— Это еще можно пережить. Вы красных попробуйте остановить. Все остальные беды, и ваша в том числе, по сравнению с этой — суета сует. — И отвернулся, сложив бледные, в рыжих веснушках, руки на набалдашник палки.
— Поглядите на него, люди добрые, — возмутилась женщина, хлопнув себя по бокам. — А зачем же вас несет в ту сторону? — спросила с сердцем.
— Меня в обратную сторону несет, — ответил старичок, не меняя позы. — Меня несет на пароход, вот куда!
Тучная бабка, прижимавшая к животу котомку, проворчала, будто про себя, но так, чтобы старик услышал:
— Ишь ты, свадьба для него суета. Подыхать пора, а он туда же, гляди-к, прости меня господи.
Молодая уставшая женщина в теплой кофте, невыспавшаяся, с темными кругами под глазами, баюкала надрывающегося в крике грудного ребенка. Ей советовала другая:
— Ты, милая, покорми его. Он у тебя от голода заходится. Покорми, голубушка.
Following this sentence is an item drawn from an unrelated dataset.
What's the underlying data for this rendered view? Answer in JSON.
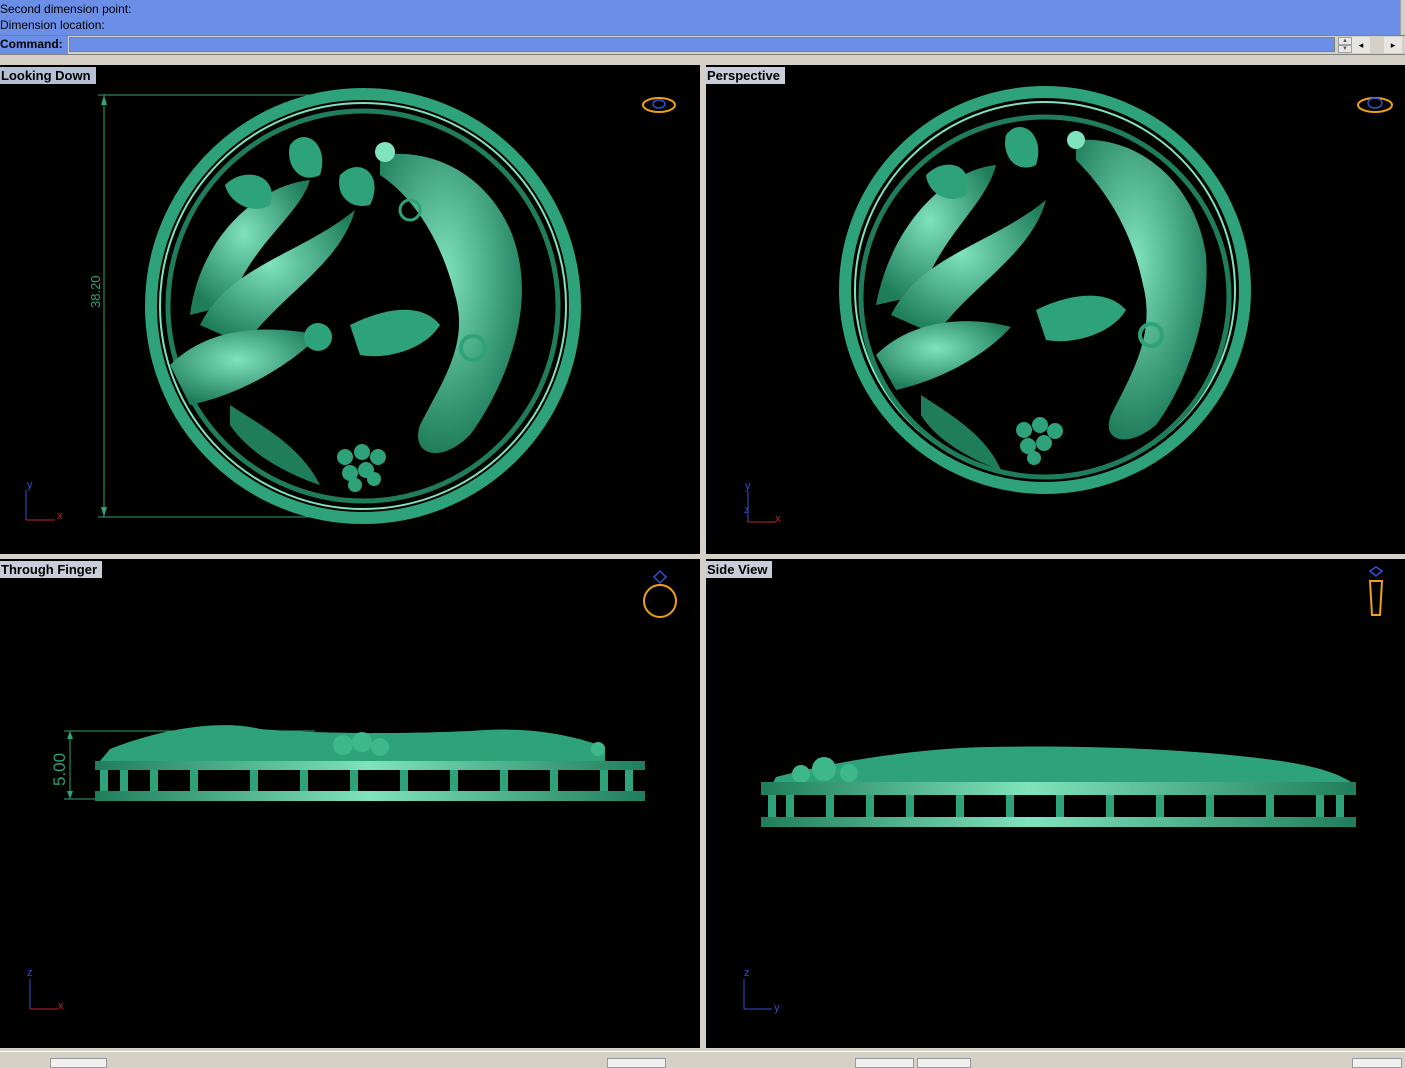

— Молока нету, — чуть не плача ответила та. — Пропало молоко — вот и мучаюся с ним.
В буфете, в конце зала, торговали бутербродами а подсохшей красной икрой. Тут было относительно спокойно: пассажиры уничтожали в основном свои припасы.
— Гляди вон на ту даму, — сказал ротмистр Дзасохов прапорщику Кавкайкину. Они стояли у столика с толстой, серого камня, крышкой, помешивая ложечками круто заваренный горячий чай, лениво жевали. — Нет, нет, не туда. Она рядом с господином, который с газетой и тростью на локте.
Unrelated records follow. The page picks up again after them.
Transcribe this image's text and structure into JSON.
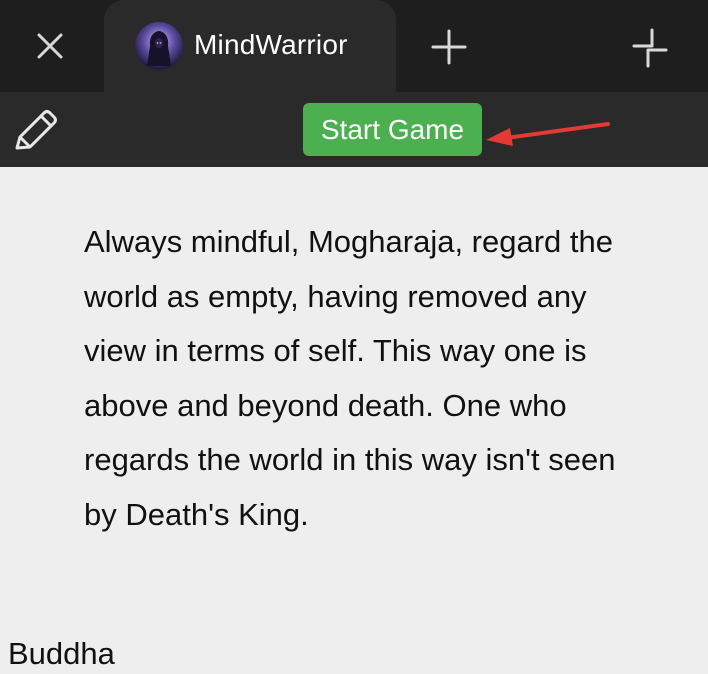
{
  "tabbar": {
    "close_icon": "close-icon",
    "active_tab": {
      "title": "MindWarrior",
      "avatar_icon": "hooded-figure-avatar"
    },
    "new_tab_icon": "plus-icon",
    "expand_icon": "expand-icon"
  },
  "toolbar": {
    "edit_icon": "pencil-icon",
    "start_label": "Start Game",
    "start_color": "#4caf50"
  },
  "annotation": {
    "arrow_color": "#e53935"
  },
  "content": {
    "quote": "Always mindful, Mogharaja, regard the world as empty, having removed any view in terms of self. This way one is above and beyond death. One who regards the world in this way isn't seen by Death's King.",
    "author": "Buddha"
  }
}
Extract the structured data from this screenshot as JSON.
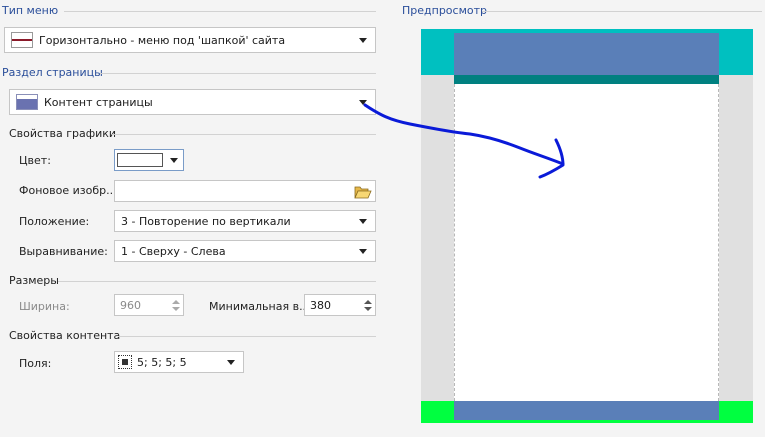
{
  "menu_type": {
    "title": "Тип меню",
    "selected": "Горизонтально - меню под 'шапкой' сайта",
    "icon": "menu-layout-icon"
  },
  "page_section": {
    "title": "Раздел страницы",
    "selected": "Контент страницы",
    "icon": "content-layout-icon"
  },
  "graphics": {
    "title": "Свойства графики",
    "color_label": "Цвет:",
    "color_value": "#ffffff",
    "bg_image_label": "Фоновое изобр...",
    "bg_image_value": "",
    "position_label": "Положение:",
    "position_value": "3 - Повторение по вертикали",
    "align_label": "Выравнивание:",
    "align_value": "1 - Сверху - Слева"
  },
  "sizes": {
    "title": "Размеры",
    "width_label": "Ширина:",
    "width_value": "960",
    "min_height_label": "Минимальная в...",
    "min_height_value": "380"
  },
  "content_props": {
    "title": "Свойства контента",
    "padding_label": "Поля:",
    "padding_value": "5; 5; 5; 5"
  },
  "preview": {
    "title": "Предпросмотр",
    "colors": {
      "header_bg": "#00c0c0",
      "header_inner": "#5a7fb8",
      "menu_bar": "#008080",
      "side_bg": "#e0e0e0",
      "content_bg": "#ffffff",
      "footer_bg": "#00ff40",
      "footer_inner": "#5a7fb8",
      "annotation_stroke": "#0a1ad8"
    }
  }
}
— М-да, — неопределенно произнес прапорщик Кавкайкин, чмокнув пухлыми детскими губами. — Ничего. Она что, вам нравится, Игорь Николаевич?
— Не о том думаешь, Юра, — укоризненно произнес Дзасохов, прожевывая. — Как ты думаешь, кто она?
Прапорщик сделал гримасу — мол, кто ее знает?
— Нет, ты присмотрись к ней повнимательнее, — настаивал ротмистр.
— Н-не знаю. Может, учительница старших классов. А может, пишбарышня. Скорее всего, последнее. И лет ей за сорок. Старуха уже.
— Да? — переспросил Дзасохов, промокнув усы платочком. — Лихо ты ее причислил к старухам, с высоты своих девятнадцати лет. Ей не более тридцати. Могу спорить.
— Я не против, — легко согласился Кавкайкин.
— Но главное не это, Юра. По-моему, она не тот человек, которым старается казаться.
— А кем же она старается?
— Обыкновенным пассажиром. Как все.
— Вы, Игорь Николаевич, как всегда, оригинальны. Простите великодушно, в вас больше от курса философского факультета, чем от офицерской школы на Русском острове.
— Хороший офицер всегда обязан на вещи и события смотреть философски. Вот возьмите Иммануила Канта...
— Не надо, Игорь Николаевич, чур меня, — испугался Кавкайкин. — Давайте лучше о ней. — Кавкайкин откусил бутерброд; круглое, упитанное лицо прапорщика стало умиротворенным, спокойным.